En cela, la formation mute en accompagnement, et participe à l’apprenance de l’établissement. Le spectre des questions s’élargit aux domaines non seulement des pratiques mais aussi à l’organisation, aux routines, en lien avec un nouveau partage des rôles et des responsabilités au sein de l’équipe.
Ainsi, la formation ne peut plus être pensée comme une aventure individuelle et une professionnalisation, ce qu’elle reste par ailleurs ; la transformation en mode accompagnement, en séries à épisodes, avec des scenarii prévisionnels et pourtant ouverts et perméables au contexte, forcément en servant au plus ajusté la vie de l’établissement et les objectifs mouvants d’une équipe dans la durée, implique des changements importants quant aux « métiers » de l’accompagnement et aux compétences en jeu ; l’ingénierie devient prédominante ; c’est précisément l’objet de la dernière partie de l’ouvrage.
Les effets de contexte dans le développement professionnel
La contextualisation signifie que la formation doit être ancrée dans les réalités spécifiques de chaque établissement, de chaque équipe pédagogique et de chaque enseignant. Il est crucial de prendre en compte les besoins particuliers de l'établissement, les caractéristiques des élèves, les contraintes et les ressources locales. En d'autres termes, une formation efficace ne peut être standardisée et "descendante" ; elle doit être adaptée à l'environnement scolaire pour être pertinente et utile.
La formation contextualisée permet de répondre directement aux questions et aux difficultés quotidiennes rencontrées par les enseignants dans leur pratique. Helen Timperley souligne que la formation continue n'est efficace que lorsqu'elle répond aux questions que se posent les enseignants dans leur contexte spécifique. Un diagnostic approfondi des besoins de l'établissement est donc un point de départ essentiel.
En étant ancrée dans les situations professionnelles réelles, la formation contextualisée garantit sa pertinence et son utilité immédiate pour les équipes. Les formations qui s'appuient sur des cas concrets tirés du quotidien des enseignants facilitent le transfert des apprentissages dans la classe.
La contextualisation des dispositifs de formation permet de garantir leur impact sur les pratiques pédagogiques.

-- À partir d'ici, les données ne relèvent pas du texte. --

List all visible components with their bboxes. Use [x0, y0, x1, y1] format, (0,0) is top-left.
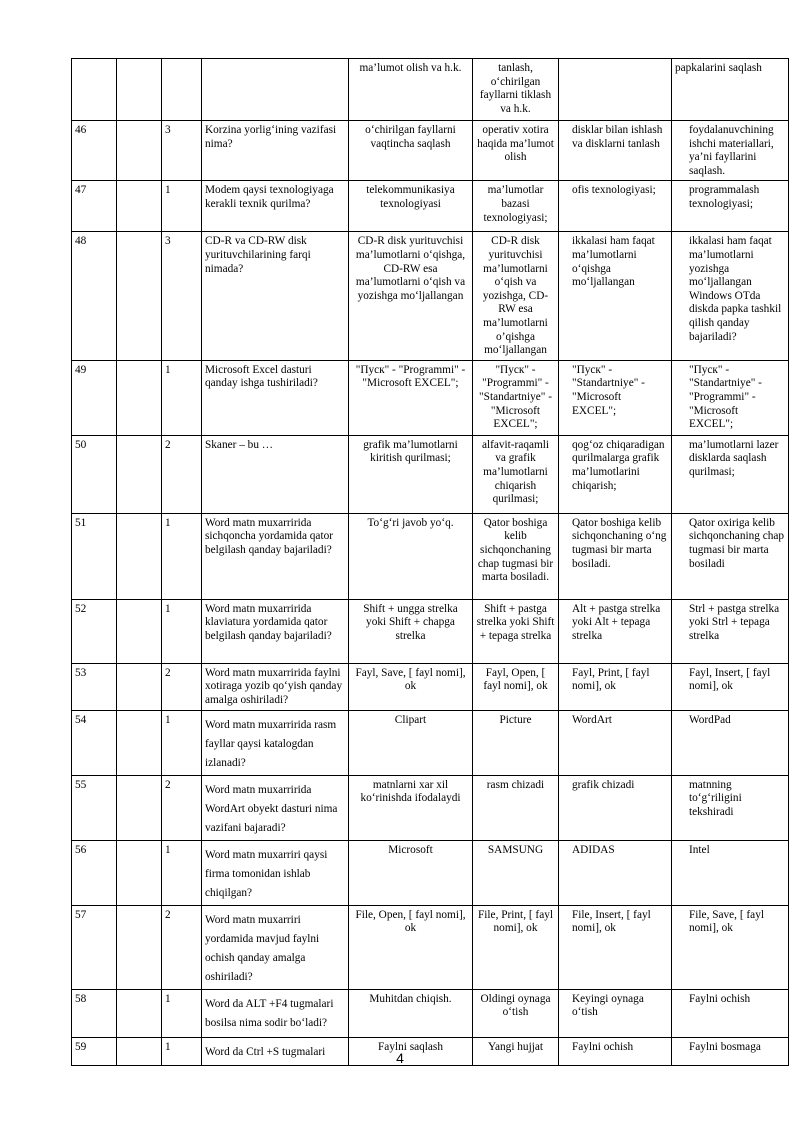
answer-d-cell [672, 513, 789, 599]
answer-a-cell: matnlarni xar xil ko‘rinishda ifodalaydi [349, 775, 473, 840]
empty-cell [117, 663, 162, 710]
answer-c-cell [559, 905, 672, 989]
answer-d-text: ma’lumotlarni lazer disklarda saqlash qurilmasi; [689, 438, 779, 478]
empty-cell [117, 435, 162, 513]
answer-c-text: qog‘oz chiqaradigan qurilmalarga grafik ma’lumotlarini chiqarish; [572, 438, 665, 492]
answer-c-cell [559, 775, 672, 840]
answer-d-text: "Пуск" - "Standartniye" - "Programmi" - "Microsoft EXCEL"; [689, 363, 762, 431]
answer-b-cell: Qator boshiga kelib sichqonchaning chap tugmasi bir marta bosiladi. [473, 513, 559, 599]
empty-cell [117, 710, 162, 775]
empty-cell [117, 989, 162, 1037]
row-number-cell: 57 [72, 905, 117, 989]
answer-d-cell: papkalarini saqlash [672, 59, 789, 121]
empty-cell [117, 59, 162, 121]
answer-c-cell [559, 710, 672, 775]
answer-c-text: Alt + pastga strelka yoki Alt + tepaga strelka [572, 602, 661, 642]
answer-d-text: Strl + pastga strelka yoki Strl + tepaga strelka [689, 602, 780, 642]
empty-cell [117, 513, 162, 599]
answer-c-cell [559, 181, 672, 232]
answer-b-cell: rasm chizadi [473, 775, 559, 840]
answer-a-cell: Muhitdan chiqish. [349, 989, 473, 1037]
answer-c-text: disklar bilan ishlash va disklarni tanlash [572, 124, 663, 150]
question-cell: Word matn muxarririda rasm fayllar qaysi katalogdan izlanadi? [202, 710, 349, 775]
question-cell: Word da ALT +F4 tugmalari bosilsa nima sodir bo‘ladi? [202, 989, 349, 1037]
answer-d-cell [672, 599, 789, 663]
answer-d-cell [672, 775, 789, 840]
answer-c-text: Keyingi oynaga o‘tish [572, 992, 644, 1019]
difficulty-cell: 1 [162, 360, 202, 435]
page-number: 4 [396, 1050, 404, 1066]
answer-d-cell [672, 181, 789, 232]
answer-c-text: Qator boshiga kelib sichqonchaning o‘ng tugmasi bir marta bosiladi. [572, 516, 667, 570]
difficulty-cell: 3 [162, 121, 202, 181]
answer-a-cell: Faylni saqlash [349, 1037, 473, 1065]
answer-c-text: grafik chizadi [572, 778, 635, 791]
row-number-cell [72, 59, 117, 121]
difficulty-cell: 1 [162, 181, 202, 232]
answer-c-cell [559, 663, 672, 710]
question-cell: Word matn muxarririda sichqoncha yordamida qator belgilash qanday bajariladi? [202, 513, 349, 599]
table-row [72, 905, 789, 989]
row-number-cell: 48 [72, 232, 117, 360]
row-number-cell: 54 [72, 710, 117, 775]
empty-cell [117, 840, 162, 905]
empty-cell [117, 599, 162, 663]
answer-a-cell: Microsoft [349, 840, 473, 905]
difficulty-cell: 2 [162, 435, 202, 513]
answer-d-cell [672, 989, 789, 1037]
empty-cell [117, 121, 162, 181]
question-cell: Word matn muxarririda faylni xotiraga yozib qo‘yish qanday amalga oshiriladi? [202, 663, 349, 710]
empty-cell [117, 181, 162, 232]
answer-c-text: ADIDAS [572, 843, 615, 856]
table-row [72, 710, 789, 775]
difficulty-cell [162, 59, 202, 121]
table-row [72, 360, 789, 435]
answer-c-text: ofis texnologiyasi; [572, 184, 656, 197]
difficulty-cell: 3 [162, 232, 202, 360]
table-row [72, 663, 789, 710]
answer-c-cell [559, 435, 672, 513]
answer-d-cell [672, 840, 789, 905]
question-cell: Word matn muxarriri qaysi firma tomonidan ishlab chiqilgan? [202, 840, 349, 905]
answer-d-cell [672, 435, 789, 513]
answer-d-text: WordPad [689, 713, 731, 726]
answer-d-cell [672, 360, 789, 435]
answer-b-cell: alfavit-raqamli va grafik ma’lumotlarni chiqarish qurilmasi; [473, 435, 559, 513]
answer-d-cell [672, 663, 789, 710]
answer-d-cell [672, 232, 789, 360]
difficulty-cell: 1 [162, 989, 202, 1037]
table-row [72, 435, 789, 513]
answer-c-cell [559, 840, 672, 905]
answer-b-cell: SAMSUNG [473, 840, 559, 905]
answer-c-cell [559, 59, 672, 121]
row-number-cell: 58 [72, 989, 117, 1037]
answer-d-text: Qator oxiriga kelib sichqonchaning chap tugmasi bir marta bosiladi [689, 516, 785, 570]
row-number-cell: 46 [72, 121, 117, 181]
table-row [72, 775, 789, 840]
question-cell: Microsoft Excel dasturi qanday ishga tushiriladi? [202, 360, 349, 435]
answer-b-cell: Oldingi oynaga o‘tish [473, 989, 559, 1037]
empty-cell [117, 232, 162, 360]
question-cell: Word da Ctrl +S tugmalari [202, 1037, 349, 1065]
answer-b-cell: Fayl, Open, [ fayl nomi], ok [473, 663, 559, 710]
row-number-cell: 53 [72, 663, 117, 710]
table-row [72, 181, 789, 232]
answer-d-cell [672, 710, 789, 775]
answer-b-cell: operativ xotira haqida ma’lumot olish [473, 121, 559, 181]
row-number-cell: 51 [72, 513, 117, 599]
answer-c-text: Fayl, Print, [ fayl nomi], ok [572, 666, 650, 693]
answer-c-text: ikkalasi ham faqat ma’lumotlarni o‘qishga mo‘ljallangan [572, 235, 655, 289]
question-cell: Word matn muxarririda klaviatura yordamida qator belgilash qanday bajariladi? [202, 599, 349, 663]
table-row [72, 513, 789, 599]
answer-b-cell: ma’lumotlar bazasi texnologiyasi; [473, 181, 559, 232]
difficulty-cell: 1 [162, 840, 202, 905]
row-number-cell: 47 [72, 181, 117, 232]
answer-a-cell: ma’lumot olish va h.k. [349, 59, 473, 121]
answer-c-cell [559, 989, 672, 1037]
answer-d-text: Faylni bosmaga [689, 1040, 761, 1053]
answer-b-cell: Yangi hujjat [473, 1037, 559, 1065]
answer-c-cell [559, 360, 672, 435]
answer-c-text: "Пуск" - "Standartniye" - "Microsoft EXCEL"; [572, 363, 645, 417]
answer-a-cell: telekommunikasiya texnologiyasi [349, 181, 473, 232]
question-cell: Word matn muxarririda WordArt obyekt dasturi nima vazifani bajaradi? [202, 775, 349, 840]
answer-d-text: File, Save, [ fayl nomi], ok [689, 908, 764, 935]
difficulty-cell: 2 [162, 775, 202, 840]
answer-b-cell: tanlash, o‘chirilgan fayllarni tiklash va h.k. [473, 59, 559, 121]
answer-c-text: File, Insert, [ fayl nomi], ok [572, 908, 651, 935]
answer-d-cell [672, 905, 789, 989]
difficulty-cell: 2 [162, 905, 202, 989]
answer-b-cell: "Пуск" - "Programmi" - "Standartniye" - "Microsoft EXCEL"; [473, 360, 559, 435]
answer-c-cell [559, 513, 672, 599]
answer-c-cell [559, 599, 672, 663]
question-cell: Skaner – bu … [202, 435, 349, 513]
table-row [72, 599, 789, 663]
answer-a-cell: Shift + ungga strelka yoki Shift + chapga strelka [349, 599, 473, 663]
table-row [72, 989, 789, 1037]
question-cell: Word matn muxarriri yordamida mavjud faylni ochish qanday amalga oshiriladi? [202, 905, 349, 989]
empty-cell [117, 360, 162, 435]
row-number-cell: 55 [72, 775, 117, 840]
answer-a-cell: To‘g‘ri javob yo‘q. [349, 513, 473, 599]
answer-b-cell: File, Print, [ fayl nomi], ok [473, 905, 559, 989]
answer-c-cell [559, 121, 672, 181]
answer-c-text: Faylni ochish [572, 1040, 634, 1053]
answer-b-cell: CD-R disk yurituvchisi ma’lumotlarni o‘qish va yozishga, CD-RW esa ma’lumotlarni o’qishga mo‘ljallangan [473, 232, 559, 360]
answer-a-cell: Fayl, Save, [ fayl nomi], ok [349, 663, 473, 710]
row-number-cell: 52 [72, 599, 117, 663]
answer-d-text: programmalash texnologiyasi; [689, 184, 760, 210]
row-number-cell: 49 [72, 360, 117, 435]
answer-d-text: Faylni ochish [689, 992, 751, 1005]
question-cell [202, 59, 349, 121]
difficulty-cell: 1 [162, 1037, 202, 1065]
row-number-cell: 50 [72, 435, 117, 513]
difficulty-cell: 1 [162, 599, 202, 663]
question-table [71, 58, 789, 1066]
empty-cell [117, 905, 162, 989]
empty-cell [117, 775, 162, 840]
question-cell: Modem qaysi texnologiyaga kerakli texnik qurilma? [202, 181, 349, 232]
answer-a-cell: CD-R disk yurituvchisi ma’lumotlarni o‘qishga, CD-RW esa ma’lumotlarni o‘qish va yozishga mo‘ljallangan [349, 232, 473, 360]
table-row [72, 840, 789, 905]
table-row [72, 232, 789, 360]
table-row [72, 121, 789, 181]
answer-a-cell: Clipart [349, 710, 473, 775]
table-row [72, 59, 789, 121]
row-number-cell: 59 [72, 1037, 117, 1065]
answer-c-cell [559, 232, 672, 360]
question-cell: Korzina yorlig‘ining vazifasi nima? [202, 121, 349, 181]
answer-d-cell [672, 121, 789, 181]
answer-a-cell: grafik ma’lumotlarni kiritish qurilmasi; [349, 435, 473, 513]
answer-c-text: WordArt [572, 713, 612, 726]
question-cell: CD-R va CD-RW disk yurituvchilarining farqi nimada? [202, 232, 349, 360]
difficulty-cell: 1 [162, 710, 202, 775]
answer-d-text: ikkalasi ham faqat ma’lumotlarni yozishga mo‘ljallangan Windows OTda diskda papka tashkil qilish qanday bajariladi? [689, 235, 782, 343]
answer-b-cell: Picture [473, 710, 559, 775]
answer-a-cell: o‘chirilgan fayllarni vaqtincha saqlash [349, 121, 473, 181]
difficulty-cell: 2 [162, 663, 202, 710]
answer-d-text: foydalanuvchining ishchi materiallari, ya’ni fayllarini saqlash. [689, 124, 774, 177]
row-number-cell: 56 [72, 840, 117, 905]
answer-d-text: matnning to‘g‘riligini tekshiradi [689, 778, 742, 818]
answer-d-text: Fayl, Insert, [ fayl nomi], ok [689, 666, 771, 693]
difficulty-cell: 1 [162, 513, 202, 599]
answer-a-cell: "Пуск" - "Programmi" - "Microsoft EXCEL"; [349, 360, 473, 435]
answer-a-cell: File, Open, [ fayl nomi], ok [349, 905, 473, 989]
answer-d-text: Intel [689, 843, 710, 856]
answer-b-cell: Shift + pastga strelka yoki Shift + tepaga strelka [473, 599, 559, 663]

Lorsque les enseignants perçoivent l'utilité directe de la formation pour leur travail quotidien et pour l'amélioration
des résultats de leurs élèves, leur motivation est renforcée.

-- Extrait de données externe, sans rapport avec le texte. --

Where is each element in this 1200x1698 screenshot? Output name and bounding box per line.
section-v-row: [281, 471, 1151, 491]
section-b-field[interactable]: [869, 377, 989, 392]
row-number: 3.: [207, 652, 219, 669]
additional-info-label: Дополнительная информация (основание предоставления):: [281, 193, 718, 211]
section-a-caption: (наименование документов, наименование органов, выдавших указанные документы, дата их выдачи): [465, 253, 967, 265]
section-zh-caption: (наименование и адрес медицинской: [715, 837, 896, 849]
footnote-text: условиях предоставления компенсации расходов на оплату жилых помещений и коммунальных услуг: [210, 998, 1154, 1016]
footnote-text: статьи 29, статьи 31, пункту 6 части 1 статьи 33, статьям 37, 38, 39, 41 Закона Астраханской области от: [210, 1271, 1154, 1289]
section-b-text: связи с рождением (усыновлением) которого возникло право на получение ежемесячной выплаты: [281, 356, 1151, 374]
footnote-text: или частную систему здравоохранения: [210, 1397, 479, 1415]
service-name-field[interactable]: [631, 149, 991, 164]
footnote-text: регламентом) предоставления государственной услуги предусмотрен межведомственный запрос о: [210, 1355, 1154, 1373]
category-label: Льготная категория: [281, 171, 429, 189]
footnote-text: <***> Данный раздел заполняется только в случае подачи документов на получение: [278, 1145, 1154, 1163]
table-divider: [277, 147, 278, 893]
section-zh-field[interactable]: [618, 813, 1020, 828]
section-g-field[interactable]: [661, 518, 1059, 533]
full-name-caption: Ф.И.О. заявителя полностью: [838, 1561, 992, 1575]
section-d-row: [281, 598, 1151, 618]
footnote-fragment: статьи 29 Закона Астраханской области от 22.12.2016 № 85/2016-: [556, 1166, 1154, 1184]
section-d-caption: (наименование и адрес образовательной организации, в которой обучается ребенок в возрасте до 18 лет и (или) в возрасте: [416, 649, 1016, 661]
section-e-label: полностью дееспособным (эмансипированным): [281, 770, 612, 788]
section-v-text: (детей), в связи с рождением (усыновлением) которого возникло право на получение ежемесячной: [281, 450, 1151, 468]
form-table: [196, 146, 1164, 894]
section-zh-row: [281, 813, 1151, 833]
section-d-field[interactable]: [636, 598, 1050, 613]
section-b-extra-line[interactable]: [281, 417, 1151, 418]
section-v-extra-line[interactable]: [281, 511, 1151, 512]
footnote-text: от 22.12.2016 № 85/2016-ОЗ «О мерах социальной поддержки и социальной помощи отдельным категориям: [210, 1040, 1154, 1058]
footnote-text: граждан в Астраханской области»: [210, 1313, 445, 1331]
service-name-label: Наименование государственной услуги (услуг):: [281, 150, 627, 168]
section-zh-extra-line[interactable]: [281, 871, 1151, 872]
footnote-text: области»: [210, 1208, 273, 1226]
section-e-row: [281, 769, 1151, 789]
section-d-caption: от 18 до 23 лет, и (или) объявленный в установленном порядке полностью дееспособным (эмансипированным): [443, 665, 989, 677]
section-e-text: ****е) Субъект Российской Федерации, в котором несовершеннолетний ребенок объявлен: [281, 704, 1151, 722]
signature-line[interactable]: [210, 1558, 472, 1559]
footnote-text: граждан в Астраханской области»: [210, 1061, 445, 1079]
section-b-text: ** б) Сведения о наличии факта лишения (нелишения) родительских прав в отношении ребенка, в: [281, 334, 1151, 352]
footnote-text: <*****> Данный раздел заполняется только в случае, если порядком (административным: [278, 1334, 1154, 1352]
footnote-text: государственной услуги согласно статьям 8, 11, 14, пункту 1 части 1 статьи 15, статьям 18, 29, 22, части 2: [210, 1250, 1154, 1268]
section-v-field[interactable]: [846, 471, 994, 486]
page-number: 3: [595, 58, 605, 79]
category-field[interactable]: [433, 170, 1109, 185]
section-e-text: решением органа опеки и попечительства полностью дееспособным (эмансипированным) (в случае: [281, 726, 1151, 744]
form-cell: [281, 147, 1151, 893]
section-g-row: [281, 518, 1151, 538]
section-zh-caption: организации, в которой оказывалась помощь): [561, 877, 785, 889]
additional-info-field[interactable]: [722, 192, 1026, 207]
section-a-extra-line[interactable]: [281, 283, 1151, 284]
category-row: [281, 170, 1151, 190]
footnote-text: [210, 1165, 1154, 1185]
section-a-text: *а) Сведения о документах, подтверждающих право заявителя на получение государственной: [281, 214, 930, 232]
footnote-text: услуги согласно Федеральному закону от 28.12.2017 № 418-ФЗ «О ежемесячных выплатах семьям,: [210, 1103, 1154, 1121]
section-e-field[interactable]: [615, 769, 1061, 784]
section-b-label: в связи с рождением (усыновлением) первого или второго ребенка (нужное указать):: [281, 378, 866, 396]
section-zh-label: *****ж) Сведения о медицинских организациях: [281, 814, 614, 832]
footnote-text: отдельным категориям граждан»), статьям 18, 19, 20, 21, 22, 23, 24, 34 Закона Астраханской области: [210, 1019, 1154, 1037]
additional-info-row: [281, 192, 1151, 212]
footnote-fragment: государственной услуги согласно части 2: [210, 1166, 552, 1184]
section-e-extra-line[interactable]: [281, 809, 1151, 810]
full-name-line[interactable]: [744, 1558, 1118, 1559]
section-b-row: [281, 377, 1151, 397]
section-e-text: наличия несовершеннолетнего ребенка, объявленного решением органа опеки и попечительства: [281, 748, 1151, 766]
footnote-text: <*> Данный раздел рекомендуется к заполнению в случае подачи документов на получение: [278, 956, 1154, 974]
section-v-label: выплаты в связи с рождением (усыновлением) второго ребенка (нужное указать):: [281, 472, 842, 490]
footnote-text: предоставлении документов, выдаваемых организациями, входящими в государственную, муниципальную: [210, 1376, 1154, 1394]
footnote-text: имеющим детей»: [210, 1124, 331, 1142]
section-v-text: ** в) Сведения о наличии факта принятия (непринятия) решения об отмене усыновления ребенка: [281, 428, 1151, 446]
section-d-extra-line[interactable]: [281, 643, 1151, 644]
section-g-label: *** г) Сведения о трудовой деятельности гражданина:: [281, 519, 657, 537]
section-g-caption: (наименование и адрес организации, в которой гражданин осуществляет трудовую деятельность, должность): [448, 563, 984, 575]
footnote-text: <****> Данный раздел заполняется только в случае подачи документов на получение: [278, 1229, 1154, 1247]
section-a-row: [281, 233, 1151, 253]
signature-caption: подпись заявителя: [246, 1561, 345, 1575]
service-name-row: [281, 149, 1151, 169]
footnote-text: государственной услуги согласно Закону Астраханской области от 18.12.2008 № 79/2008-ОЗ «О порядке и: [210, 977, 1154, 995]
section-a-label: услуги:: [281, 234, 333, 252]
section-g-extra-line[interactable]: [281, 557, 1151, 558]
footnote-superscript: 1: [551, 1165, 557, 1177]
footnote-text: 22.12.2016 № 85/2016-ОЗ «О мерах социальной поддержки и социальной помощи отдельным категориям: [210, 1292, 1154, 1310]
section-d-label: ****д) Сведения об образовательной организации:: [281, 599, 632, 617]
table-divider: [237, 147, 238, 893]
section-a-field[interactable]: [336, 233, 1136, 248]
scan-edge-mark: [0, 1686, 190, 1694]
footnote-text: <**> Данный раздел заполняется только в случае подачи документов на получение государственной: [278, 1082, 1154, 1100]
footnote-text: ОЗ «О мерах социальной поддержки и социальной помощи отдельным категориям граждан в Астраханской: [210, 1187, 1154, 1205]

Valorisation des cultures locales : il est important de comprendre et de tenir compte des cultures locales, de leurs structures, de leurs références et de leur organisation lors de la conception des formations. S'appuyer sur ces éléments permet de rendre la formation plus significative et plus facile à intégrer dans les pratiques existantes.
Dans une formation contextualisée, le rôle du formateur évolue. Il devient un gardien de l'adaptation locale, devant questionner les contenus et supports en vue d'adaptation aux environnements scolaires diversifiés, aux niveaux enseignés et aux publics spécifiques.
La contextualisation en formation est essentielle car elle permet de rendre le développement professionnel pertinent, efficace et adapté aux besoins concrets des enseignants et des établissements, favorisant ainsi une amélioration durable des pratiques pédagogiques et de la réussite des élèves. Une formation qui ne tient pas compte du contexte risque d'être perçue comme déconnectée des réalités quotidiennes et d'avoir peu d'impact sur le changement des pratiques.
L'efficacité de la formation des enseignants repose sur une combinaison d'une direction d'établissement engagée et encourageante, d'un lien fort avec les apprentissages des élèves, et de modalités de formation participatives et coopératives, le tout dans un contexte adapté aux spécificités de chaque établissement.